When Roger Cowan assumed the role of general manager at the Penrith Rugby League Club 37 years ago, Digital Equipment's first minicomputer was new to market. Today, Panthers - of which the rugby league club is a part - is Australia's largest licensed club, still with Cowan at the helm, while Digital Equipment is a fading memory.
Although Cowan took his time appointing a CIO for the group (36 years in fact) he is adamant that information systems, whether manual or computerised, have always had a high priority within the group. "Thirty-seven years ago I was the first person who wanted to know what each individual poker machine was doing," he says. In those days the only systems that could do it were manual, but Cowan was early to demonstrate a thirst for information, and it remains unquenched today.

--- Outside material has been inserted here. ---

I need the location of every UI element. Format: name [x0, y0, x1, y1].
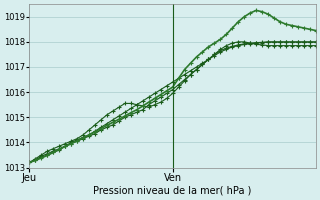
X-axis label: Pression niveau de la mer( hPa ): Pression niveau de la mer( hPa ) [93, 186, 252, 196]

"We were probably the first club to write our own software," Cowan says. "We tried to design a poker machine security system and spent a lot of money on it. It would let us know if anyone opened a machine without authority and help to identify legitimate jackpots." But there was a catch. "It gave us so much information we couldn't analyse it all," he says.

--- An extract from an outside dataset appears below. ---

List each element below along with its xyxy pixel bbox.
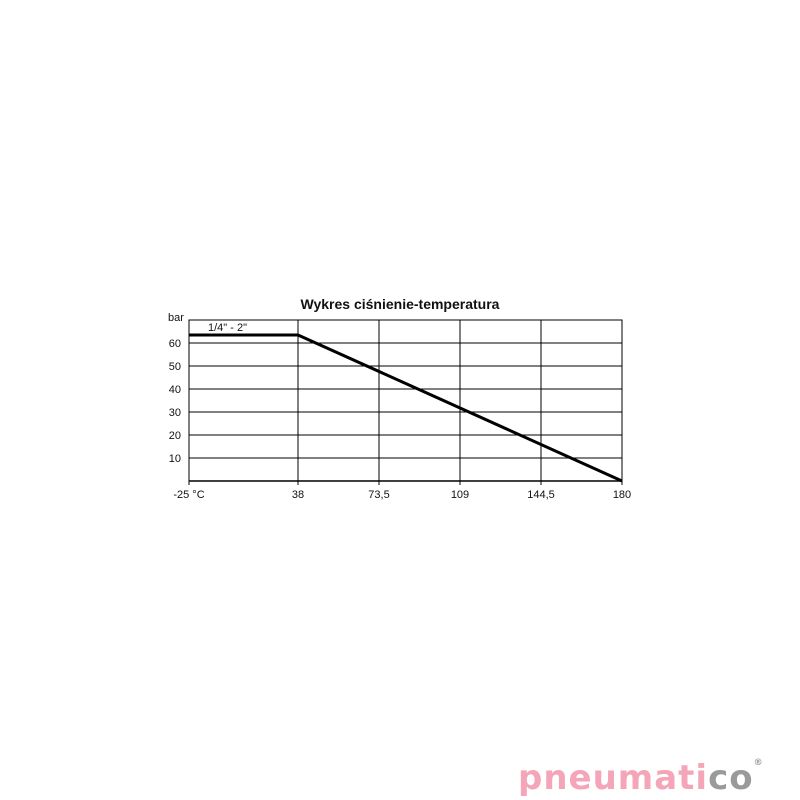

Over time the poker machine population and information systems sophistication grew, as did the Panthers club, in Penrith, nestled at the foot of the Blue Mountains to Sydney's west. Again there was a catch: the two were not growing in lockstep.
By 1988 Cowan says the group was heading for trouble because, although sales were up, the bottom line was not. He did not feel he had sufficient information to identify and then fix the problem. Again he looked for computer-based solutions. Even by the late 1980s, and more than 20 years after Cowan first joined the business, the sorts of information systems available to run an operation that was essentially membership-based, not-for-profit, with licensed premises and gaming, remained rarer than hen's teeth and were generally bespoke.
"We had three full-time programmers who wrote our own ledgers. At that time there was nothing for the clubs," he explains. Just getting a payroll system that could handle the rosters and awards systems for the group was a challenge. Cowan admits Panthers Entertainment Group (PEG) bought or developed three, only the last of which, called Clubline, actually worked. That system still runs today and will undergo a conversion to SQL this year.
What Cowan learned about information systems vendors from his first-hand experience of them in the early days left him a bit wary, a not altogether uncommon reaction even nowadays. "A lot of people claim to be able to do things that they just can't. And if you don't have the technical experience it's difficult to know that," he says. Today Cowan has more experience, and while he is more sceptical about IT vendor claims, he also acknowledges that the supply of information systems for vertical markets such as entertainment groups has improved dramatically.
And he finally has a CIO: James Huckerby, appointed in early 2002 (see "Putting Panthers in the Pink", CIO September 2002). Even so, it is Cowan still who translates what the IT vendors tell him into opportunities for the group, taking strategic advice from Huckerby along the way. "There's a lot of potential here for marketing," says Cowan. "When I sat through the first presentation of [Microsoft's] Great Plains I learned all about the e-commerce opportunities and the information that you can get from it. This is statistical analysis; it's not just about accounting. It will give us a much better feel for which groups are not using the club. There are some very upmarket systems used by casinos that locate where they are drawing people from. For example, it would be good for us to know how many we are drawing from Mount Druitt. We have a lot of competition there.
"In the past you would fire [marketing] shotguns and hope that you would hit them [members]. But now with the technology and the statistics we can be much more focused - right into the individual customer," Cowan says. It will no doubt also be particularly interesting to his son Max Cowan who runs marketing for the group. Understanding the member-Panthers relationship more fully is of major interest to Cowan and it's reflected in some of the early tasks he has set Huckerby, with a customer relationship management and loyalty rewards program high on the agenda.